Some steps that can be taken to mitigate the problem of uncertainty are ensuring robust data collection, adopting advanced modeling techniques, and employing ethical considerations. Ensuring high-quality data collection and documenting metadata are crucial steps in reducing uncertainty at the data source. Additionally, geographers should adopt rigorous methodologies for uncertainty assessment, incorporating robust statistical techniques and sensitivity analyses to quantify and communicate uncertainty. This not only improves the reliability of research but also ensures ethical rigor, as emphasized by Tullis and Kar. Utilizing advanced modeling approaches, such as Bayesian methods or Monte Carlo simulations, can help quantify how uncertainty propagates. Moreover, geographers should actively engage in discussions about the ethical use of geographic data, advocating for responsible and unbiased approaches.

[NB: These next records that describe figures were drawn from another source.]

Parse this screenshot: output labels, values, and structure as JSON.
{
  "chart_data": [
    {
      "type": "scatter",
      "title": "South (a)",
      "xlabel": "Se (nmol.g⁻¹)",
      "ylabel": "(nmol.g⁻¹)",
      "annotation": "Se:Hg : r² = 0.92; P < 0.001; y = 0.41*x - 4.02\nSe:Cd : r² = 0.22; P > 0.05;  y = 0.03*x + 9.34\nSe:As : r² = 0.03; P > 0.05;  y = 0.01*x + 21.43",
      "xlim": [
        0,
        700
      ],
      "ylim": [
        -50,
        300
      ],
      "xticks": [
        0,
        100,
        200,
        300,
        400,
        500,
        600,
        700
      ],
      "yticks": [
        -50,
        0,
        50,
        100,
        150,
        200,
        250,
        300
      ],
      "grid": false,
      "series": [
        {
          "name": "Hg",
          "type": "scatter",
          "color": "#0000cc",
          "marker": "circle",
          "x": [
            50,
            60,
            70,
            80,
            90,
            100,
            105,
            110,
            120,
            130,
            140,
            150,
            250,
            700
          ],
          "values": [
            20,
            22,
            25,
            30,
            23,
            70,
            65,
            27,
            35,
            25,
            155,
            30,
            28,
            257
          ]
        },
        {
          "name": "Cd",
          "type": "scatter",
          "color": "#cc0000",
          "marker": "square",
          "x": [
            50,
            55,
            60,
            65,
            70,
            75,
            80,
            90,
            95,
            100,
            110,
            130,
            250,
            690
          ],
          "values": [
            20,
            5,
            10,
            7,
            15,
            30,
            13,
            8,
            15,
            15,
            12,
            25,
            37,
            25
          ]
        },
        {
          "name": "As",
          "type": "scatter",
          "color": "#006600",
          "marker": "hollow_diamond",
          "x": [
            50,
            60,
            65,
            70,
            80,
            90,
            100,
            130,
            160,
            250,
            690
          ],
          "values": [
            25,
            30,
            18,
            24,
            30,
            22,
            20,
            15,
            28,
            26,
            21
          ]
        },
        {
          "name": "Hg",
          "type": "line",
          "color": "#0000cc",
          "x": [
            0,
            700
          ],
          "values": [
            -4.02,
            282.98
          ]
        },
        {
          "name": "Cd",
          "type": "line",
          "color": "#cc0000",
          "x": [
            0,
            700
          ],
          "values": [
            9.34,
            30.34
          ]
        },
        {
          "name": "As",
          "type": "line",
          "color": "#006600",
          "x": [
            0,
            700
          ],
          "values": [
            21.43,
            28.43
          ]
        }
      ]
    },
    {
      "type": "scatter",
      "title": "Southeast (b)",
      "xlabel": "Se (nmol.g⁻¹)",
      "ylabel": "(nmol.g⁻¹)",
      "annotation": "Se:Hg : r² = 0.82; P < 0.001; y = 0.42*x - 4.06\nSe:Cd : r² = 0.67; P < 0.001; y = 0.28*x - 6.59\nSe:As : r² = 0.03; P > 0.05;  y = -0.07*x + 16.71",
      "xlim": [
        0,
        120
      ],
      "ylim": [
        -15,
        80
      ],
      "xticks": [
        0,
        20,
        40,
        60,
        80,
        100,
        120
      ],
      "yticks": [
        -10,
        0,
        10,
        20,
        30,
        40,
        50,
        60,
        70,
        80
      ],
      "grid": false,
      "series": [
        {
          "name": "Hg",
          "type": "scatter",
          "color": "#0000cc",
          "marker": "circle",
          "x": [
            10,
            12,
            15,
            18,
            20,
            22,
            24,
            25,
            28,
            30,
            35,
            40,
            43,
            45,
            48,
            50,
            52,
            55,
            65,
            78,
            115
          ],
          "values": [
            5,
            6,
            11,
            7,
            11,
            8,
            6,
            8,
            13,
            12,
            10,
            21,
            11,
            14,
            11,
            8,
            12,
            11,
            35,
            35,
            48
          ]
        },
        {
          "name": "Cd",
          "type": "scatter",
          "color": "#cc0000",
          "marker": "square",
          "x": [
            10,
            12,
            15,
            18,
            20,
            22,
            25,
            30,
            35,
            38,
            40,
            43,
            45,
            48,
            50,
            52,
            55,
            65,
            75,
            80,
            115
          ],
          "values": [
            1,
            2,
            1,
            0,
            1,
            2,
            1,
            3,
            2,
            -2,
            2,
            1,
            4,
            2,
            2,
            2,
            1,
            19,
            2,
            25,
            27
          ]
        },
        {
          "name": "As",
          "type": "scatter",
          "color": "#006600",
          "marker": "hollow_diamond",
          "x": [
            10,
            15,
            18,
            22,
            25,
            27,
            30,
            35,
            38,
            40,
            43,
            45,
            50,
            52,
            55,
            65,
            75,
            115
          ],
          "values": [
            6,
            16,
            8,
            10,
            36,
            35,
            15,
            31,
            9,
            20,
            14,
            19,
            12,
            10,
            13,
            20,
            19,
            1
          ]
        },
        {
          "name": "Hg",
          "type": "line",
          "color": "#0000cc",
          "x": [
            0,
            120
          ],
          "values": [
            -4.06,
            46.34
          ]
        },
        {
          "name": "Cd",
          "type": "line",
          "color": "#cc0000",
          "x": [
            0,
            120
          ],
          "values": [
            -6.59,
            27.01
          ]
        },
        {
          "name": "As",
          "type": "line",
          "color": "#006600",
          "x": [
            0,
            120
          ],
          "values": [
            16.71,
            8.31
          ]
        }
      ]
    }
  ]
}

“As replicability and reproducibility (R&R) crises develop within emerging convergent inquiry, ethical use of provenance information is central to the establishment and preservation of trust in critical applications of GIScience and geospatial technologies” (Tullis and Kar, 2021).

In conclusion, data should not be regarded as absolute truth especially today when there is an abundance of data available. The data’s quality should be questioned and considered before use. Uncertainty is a ubiquitous challenge in geographic research that cannot be eliminated entirely, and geographers play a pivotal role in addressing it ethically and rigorously. By adopting transparency, robust methodologies, and ethical considerations, geographers can contribute to more reliable and responsible geographic information systems and science. This aligns with the evolving landscape of GIScience, as underscored by Tullis and Kar’s call for ethical replicability and reproducibility in critical applications.

Find more information about the class I am taking here!


Bibliography

Longley, P. A., M. F. Goodchild, D. J. Maguire, and D. W. Rhind. 2008. Geographical information systems and science 2nd ed. Chichester: Wiley. Chapter 6: Uncertainty, (pages 127-153)

Tullis, J. A., and B. Kar. 2021. Where Is the Provenance? Ethical Replicability and Reproducibility in GIScience and Its Critical Applications. Annals of the American Association of Geographers 111 (5):1318–1328.